By scripting everything and keeping it in source control, a database structure can be recreated at any time for any given build level.
You should definitely have two. As far as keeping them in sync, you should always create DDL for creating your database objects. Treat these scripts as you do you PHP code - keep them in version control. Anytime you have to modify the test database, make a script to do so, and check it in. Then you can propogate those changes to the production system once you are ready.
As a minimum one database for each development workstation and one for production. Besides that you should have one for the test environment unless you are only one developer and have a similar setup as the production environment.
See also
How do you version your database schema?
It's a common question and has been asked and answered many times.
Thomas Owens: Replication is not usable for versioning schemas - it is for duplicating data. You never want to replicate from dev to production or vice versa.
Once I've deployed my database, any changes made to my development database(s), are done in an SQL script (not a tool), and the script is saved, and numbered.
deploy.001.description.sql
deploy.002.description.sql
deploy.003.description.sql
... etc..
Then I run each of those scripts in order when I deploy.
Then I archive them into a directory called something like
\deploy.YYMMDD\
And start all over.
If I make a mistake, I never go back to the previous deploy script, I'll create a new script and put my fix in there.
Good luck
One thing I've been working with is creating a VM with the database installed. you can save the VM as a playfile, including its data. What you can do then is take a snapshot of the playfile, and start up as many different VM's as you want. They can all be identical, or you can modify one or another. Here's the good thing: assuming you have a dev version of the database that you want to go out, you can simply start that VM on your production server instead of the current server.
It's another problem altogether if you have production data that is not on your dev machines. In that case though, one thing you can do is set up a tracking VM. Run replication from your main DB to the tracking VM. When you get to a point where you need to run some alters on the production database, first stop the slave and save a snapshot.

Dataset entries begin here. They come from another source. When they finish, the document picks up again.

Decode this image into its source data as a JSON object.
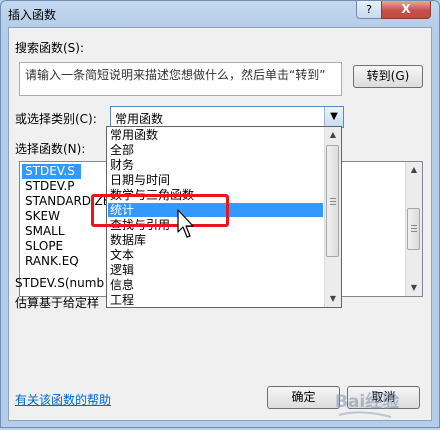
{
  "window": {
    "title": "插入函数",
    "help_glyph": "?",
    "close_glyph": "X"
  },
  "search": {
    "label": "搜索函数(S):",
    "text": "请输入一条简短说明来描述您想做什么，然后单击“转到”",
    "go_button": "转到(G)"
  },
  "category": {
    "label": "或选择类别(C):",
    "selected": "常用函数",
    "dropdown_items": [
      "常用函数",
      "全部",
      "财务",
      "日期与时间",
      "数学与三角函数",
      "统计",
      "查找与引用",
      "数据库",
      "文本",
      "逻辑",
      "信息",
      "工程"
    ],
    "highlighted_item": "统计"
  },
  "functions": {
    "label": "选择函数(N):",
    "items": [
      "STDEV.S",
      "STDEV.P",
      "STANDARDIZE",
      "SKEW",
      "SMALL",
      "SLOPE",
      "RANK.EQ"
    ],
    "selected": "STDEV.S",
    "signature": "STDEV.S(numb",
    "description": "估算基于给定样"
  },
  "footer": {
    "help_link": "有关该函数的帮助",
    "ok_button": "确定",
    "cancel_button": "取消"
  },
  "watermark": "Bai经验",
  "colors": {
    "highlight": "#3399ff",
    "annotation_box": "#e8141e",
    "link": "#0066cc"
  }
}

Start an instance of that snapshot, take it out of slave mode entirely, apply your changes, and point your QA box at that database. If it works as intended, you can run the patches against your main production database. If not, bring up the snapshot, and get it replicating off the master again until you are ready to repeat the update test.
I was having the same dilemmas. I got stuck thinking that there was a clear dichotomy between production db versus development db. I.e they were two sides of a coin and never the twain shall meet.
A lot of problems disappeared when I stopped making my application 'think' in terms of "Either production db OR development db". Instead my application uses a local db.
When its running on my virtual (dev) machine, that local db happens to be a dev db. My application doesn't really 'know' that though.
So, for the main part, the problem disappears.
But sometimes I want to run tests using live data, or move data from the code into the live production db and see the results quickly.
This is when I added the concept of a live-read-only db connection. The application treats this differently. Its a bit like how your application might treat a web service like Google Apps. Its 'some external resource that your app uses'.
By default my app uses the local db and in some very special conditions (in the test suite) it also uses the live-readonly db. (Because its a read-only connection I don't fear making a mess of the live data during tests).
So rather than asking the question "dev db OR production db?", my app asks "local db OR live-read-only db".
Obviously my situation could be different to yours, but I found this 'breakthrough in understanding' to be most helpful for me.